The Georgia Nursing Leadership Coalition (GNLC) worked for over four years to obtain good state nursing workforce data using four strategies:  patience, partnerships, pressure and perseverance. The first strategy was patience.  Patience was used initially and through the process.  While not successful initially and valuable time was lost being too patient, patience was extremely important later in the process when relationships were strained and situations tense.  Pushing and making demands of the multiple partners could have caused the collaboration to split apart so I believe that patience truly was and is a virtue in dealing with multi state agencies and political entities.  The person involved in the process truly must be able to finesse the situation and read the players carefully.   Patience was the strategy we used first but if I had to identify one strategy as the most important or list them in order of priority, I would have to list the quality of your partnerships as the most important in getting your workforce research accomplished.  Georgia would not have its nursing workforce data without the support of our external partners and behind the scene assistance.  It was absolutely critical.  So if there is one lesson learned, it was to know that you can’t do it alone, you need good partnership and when to ask for help. 

The GNLC partnered with the Georgia Nurses’ Association, the Georgia Board of Nursing, the National Council of State Boards of Nursing, the Georgia Board of Regents, the Governor’s Office, Clayton State’s University lobbyist, the Center to Champion Nursing in America and used the weight of Robert Wood Johnson Foundation because the third strategy was to know when and how to use pressure if you have to to get the job done.  The GNLC co-lead pressured the Secretary of State and his staff and the paid consultant to address internal problems, the resource problems and non-performance issues when they existed. The last strategy I will speak about GNLC leadership did not give up.  They were committed to the task and that is the fourth strategy perseverance.   They worked together to develop a plan on how they were going to stick with it and allowed one person to be the point person to facilitate communication among all the stakeholders to ultimately find a solution to obtain good data.  Others agreed to trust the point person and back off.

 

Results: A final set of correct data for one complete nursing re-licensure cycle was received in September, 2015 due to the strategies followed by the GNLC. For the first time in Georgia’s history, we have meaningful, ongoing nursing supply data.  With a response rate of approximately 85%, we are able to generalize and extrapolate to make meaningful conclusions about the workforce in Georgia.  The benefits are many.  Our nursing data are being reported to National Council of State Boards of Nursing’s NurSYS program to help protect the public from nurses who lose their licenses.  We are now able to share our data with the National Forum of State Nursing Workforce Centers and add to the national dataset, this legislative session as an example, we will be able to use our data about where Advance Practice Nurses are working etc. to support legislation as we open Nurse Practice Act in 2016.

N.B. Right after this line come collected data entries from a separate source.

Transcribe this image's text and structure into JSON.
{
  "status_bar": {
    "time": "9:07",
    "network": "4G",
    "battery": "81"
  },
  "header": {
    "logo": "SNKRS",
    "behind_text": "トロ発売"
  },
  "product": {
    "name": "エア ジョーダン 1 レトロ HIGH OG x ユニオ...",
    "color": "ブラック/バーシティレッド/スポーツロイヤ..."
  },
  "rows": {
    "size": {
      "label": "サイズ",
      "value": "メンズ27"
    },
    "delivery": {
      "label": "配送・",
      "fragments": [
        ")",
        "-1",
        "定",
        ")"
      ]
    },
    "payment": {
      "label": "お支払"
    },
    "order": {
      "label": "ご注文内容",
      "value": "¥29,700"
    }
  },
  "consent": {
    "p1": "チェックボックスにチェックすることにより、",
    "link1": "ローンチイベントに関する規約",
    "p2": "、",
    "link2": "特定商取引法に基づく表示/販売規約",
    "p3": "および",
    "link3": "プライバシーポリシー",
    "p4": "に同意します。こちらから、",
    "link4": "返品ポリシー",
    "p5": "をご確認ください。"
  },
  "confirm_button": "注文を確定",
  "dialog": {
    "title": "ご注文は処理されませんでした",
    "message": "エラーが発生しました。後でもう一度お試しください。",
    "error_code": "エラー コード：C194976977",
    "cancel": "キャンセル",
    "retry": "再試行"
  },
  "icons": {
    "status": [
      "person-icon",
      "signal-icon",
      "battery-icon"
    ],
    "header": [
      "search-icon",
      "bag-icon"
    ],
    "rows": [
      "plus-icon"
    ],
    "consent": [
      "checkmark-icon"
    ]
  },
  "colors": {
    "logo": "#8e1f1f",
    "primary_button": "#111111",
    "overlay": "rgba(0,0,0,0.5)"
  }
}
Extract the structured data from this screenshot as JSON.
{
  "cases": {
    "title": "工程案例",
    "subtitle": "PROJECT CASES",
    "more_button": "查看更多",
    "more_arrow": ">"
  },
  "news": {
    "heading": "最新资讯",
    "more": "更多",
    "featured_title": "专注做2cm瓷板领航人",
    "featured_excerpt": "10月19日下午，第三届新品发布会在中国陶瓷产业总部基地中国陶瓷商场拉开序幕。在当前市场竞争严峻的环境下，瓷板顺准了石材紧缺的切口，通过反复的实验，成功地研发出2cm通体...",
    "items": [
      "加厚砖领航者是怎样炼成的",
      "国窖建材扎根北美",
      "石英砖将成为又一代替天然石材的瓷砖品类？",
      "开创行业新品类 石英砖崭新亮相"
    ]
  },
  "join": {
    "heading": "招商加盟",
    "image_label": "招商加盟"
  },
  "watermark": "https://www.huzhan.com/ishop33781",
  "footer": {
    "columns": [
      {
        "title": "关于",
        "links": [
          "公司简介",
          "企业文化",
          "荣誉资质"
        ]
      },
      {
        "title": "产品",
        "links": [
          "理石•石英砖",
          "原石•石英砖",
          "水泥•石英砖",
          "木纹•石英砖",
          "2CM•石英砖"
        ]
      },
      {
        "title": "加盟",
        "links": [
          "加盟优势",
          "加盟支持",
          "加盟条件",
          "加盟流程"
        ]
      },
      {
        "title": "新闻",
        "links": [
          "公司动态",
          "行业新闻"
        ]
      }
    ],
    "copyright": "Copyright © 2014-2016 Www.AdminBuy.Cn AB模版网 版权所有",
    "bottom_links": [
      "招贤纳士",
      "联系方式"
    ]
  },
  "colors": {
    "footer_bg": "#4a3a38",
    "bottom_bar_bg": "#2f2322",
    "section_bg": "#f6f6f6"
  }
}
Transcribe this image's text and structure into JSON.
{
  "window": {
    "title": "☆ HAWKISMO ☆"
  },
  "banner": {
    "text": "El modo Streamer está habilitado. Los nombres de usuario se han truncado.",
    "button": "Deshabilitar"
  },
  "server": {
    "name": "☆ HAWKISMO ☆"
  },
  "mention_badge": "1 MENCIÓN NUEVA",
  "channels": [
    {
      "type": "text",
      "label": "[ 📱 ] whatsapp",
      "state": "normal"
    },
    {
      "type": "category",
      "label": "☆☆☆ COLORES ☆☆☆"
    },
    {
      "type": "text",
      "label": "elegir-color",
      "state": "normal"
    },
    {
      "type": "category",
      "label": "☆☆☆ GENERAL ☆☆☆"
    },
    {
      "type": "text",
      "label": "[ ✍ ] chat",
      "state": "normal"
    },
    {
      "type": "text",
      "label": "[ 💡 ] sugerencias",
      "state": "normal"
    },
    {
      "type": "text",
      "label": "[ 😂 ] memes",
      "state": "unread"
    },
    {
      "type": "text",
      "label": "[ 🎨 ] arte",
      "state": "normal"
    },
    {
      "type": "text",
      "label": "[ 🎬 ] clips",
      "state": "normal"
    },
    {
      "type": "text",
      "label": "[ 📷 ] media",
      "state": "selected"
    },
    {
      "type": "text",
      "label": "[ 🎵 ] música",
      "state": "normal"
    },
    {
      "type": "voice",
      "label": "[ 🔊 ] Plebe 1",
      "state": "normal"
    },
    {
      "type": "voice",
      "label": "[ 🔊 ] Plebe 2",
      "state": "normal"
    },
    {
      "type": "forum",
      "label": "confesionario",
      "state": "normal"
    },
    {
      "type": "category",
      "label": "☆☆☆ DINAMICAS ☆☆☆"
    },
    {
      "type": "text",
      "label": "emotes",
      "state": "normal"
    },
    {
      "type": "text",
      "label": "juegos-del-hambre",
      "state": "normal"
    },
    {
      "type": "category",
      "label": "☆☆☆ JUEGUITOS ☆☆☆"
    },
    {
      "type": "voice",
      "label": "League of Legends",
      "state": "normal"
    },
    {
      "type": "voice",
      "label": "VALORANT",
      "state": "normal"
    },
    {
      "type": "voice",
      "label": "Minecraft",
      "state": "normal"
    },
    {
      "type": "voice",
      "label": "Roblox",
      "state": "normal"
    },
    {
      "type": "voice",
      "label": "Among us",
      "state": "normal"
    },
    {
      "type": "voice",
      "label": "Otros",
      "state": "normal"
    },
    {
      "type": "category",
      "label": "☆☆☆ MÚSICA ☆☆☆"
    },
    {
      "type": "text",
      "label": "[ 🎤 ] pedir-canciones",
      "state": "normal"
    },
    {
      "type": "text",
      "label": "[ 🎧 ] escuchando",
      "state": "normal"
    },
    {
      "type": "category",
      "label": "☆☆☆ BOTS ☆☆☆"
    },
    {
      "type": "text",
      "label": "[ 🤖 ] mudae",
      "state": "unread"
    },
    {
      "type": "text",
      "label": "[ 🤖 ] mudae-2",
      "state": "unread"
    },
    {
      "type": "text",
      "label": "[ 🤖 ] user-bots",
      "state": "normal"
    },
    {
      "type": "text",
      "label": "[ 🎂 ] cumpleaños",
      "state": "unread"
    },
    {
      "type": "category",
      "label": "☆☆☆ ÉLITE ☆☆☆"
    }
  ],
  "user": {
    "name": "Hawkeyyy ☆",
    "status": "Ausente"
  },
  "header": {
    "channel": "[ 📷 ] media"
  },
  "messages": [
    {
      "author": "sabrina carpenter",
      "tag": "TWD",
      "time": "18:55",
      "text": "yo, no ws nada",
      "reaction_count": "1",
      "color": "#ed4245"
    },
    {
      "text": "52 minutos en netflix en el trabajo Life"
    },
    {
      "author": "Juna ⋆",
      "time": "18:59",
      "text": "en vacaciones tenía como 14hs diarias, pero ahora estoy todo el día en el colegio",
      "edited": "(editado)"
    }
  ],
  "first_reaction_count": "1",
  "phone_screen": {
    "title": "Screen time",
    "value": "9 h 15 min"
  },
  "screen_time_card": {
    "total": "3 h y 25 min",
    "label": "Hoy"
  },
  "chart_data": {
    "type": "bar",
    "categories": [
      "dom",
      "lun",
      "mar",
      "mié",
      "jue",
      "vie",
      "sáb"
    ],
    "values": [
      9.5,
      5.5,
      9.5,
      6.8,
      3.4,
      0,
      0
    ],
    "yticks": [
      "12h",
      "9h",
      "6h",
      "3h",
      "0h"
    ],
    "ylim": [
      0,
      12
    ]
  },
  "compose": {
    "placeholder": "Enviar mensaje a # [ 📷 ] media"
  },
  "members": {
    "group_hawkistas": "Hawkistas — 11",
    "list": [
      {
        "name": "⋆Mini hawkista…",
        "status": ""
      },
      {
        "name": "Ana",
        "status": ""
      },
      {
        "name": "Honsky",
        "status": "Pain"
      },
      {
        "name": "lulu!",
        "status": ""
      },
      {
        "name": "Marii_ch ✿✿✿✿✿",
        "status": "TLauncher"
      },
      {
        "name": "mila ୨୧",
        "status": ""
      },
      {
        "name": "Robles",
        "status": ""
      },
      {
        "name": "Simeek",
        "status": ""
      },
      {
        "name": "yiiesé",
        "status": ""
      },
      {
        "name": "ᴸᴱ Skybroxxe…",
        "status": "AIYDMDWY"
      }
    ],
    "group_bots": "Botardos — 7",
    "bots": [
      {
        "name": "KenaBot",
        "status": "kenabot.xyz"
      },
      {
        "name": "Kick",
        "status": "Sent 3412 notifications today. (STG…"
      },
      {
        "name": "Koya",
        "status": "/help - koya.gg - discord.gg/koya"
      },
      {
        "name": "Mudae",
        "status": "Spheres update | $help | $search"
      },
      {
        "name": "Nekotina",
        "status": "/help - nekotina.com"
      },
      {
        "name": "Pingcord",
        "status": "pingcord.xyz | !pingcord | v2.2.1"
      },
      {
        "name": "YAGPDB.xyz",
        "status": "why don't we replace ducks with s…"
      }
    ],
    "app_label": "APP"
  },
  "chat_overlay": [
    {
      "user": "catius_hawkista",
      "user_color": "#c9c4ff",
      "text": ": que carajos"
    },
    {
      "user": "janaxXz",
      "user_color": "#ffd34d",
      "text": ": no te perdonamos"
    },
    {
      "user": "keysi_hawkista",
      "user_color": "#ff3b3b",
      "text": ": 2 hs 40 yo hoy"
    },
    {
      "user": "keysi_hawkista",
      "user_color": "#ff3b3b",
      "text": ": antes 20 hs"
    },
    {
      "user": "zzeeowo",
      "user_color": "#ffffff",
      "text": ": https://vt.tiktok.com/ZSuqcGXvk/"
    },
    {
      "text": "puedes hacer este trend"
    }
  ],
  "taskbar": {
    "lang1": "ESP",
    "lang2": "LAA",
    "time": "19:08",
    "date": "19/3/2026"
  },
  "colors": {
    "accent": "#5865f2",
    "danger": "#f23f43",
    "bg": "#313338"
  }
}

Conclusions: Obtaining good state data can be a complicated process that at times may seem impossible.  However, if meaningful planning is to occur, there is no other way for this to happen particularly in small states where using national data for small states proves unreliable (Hassmiller, 2015).  Obtaining reliable and valid statewide workforce data involves many partners and strategies to manage both the evolution and the relationships.  This presentation has described one state’s process to success and lessons learned.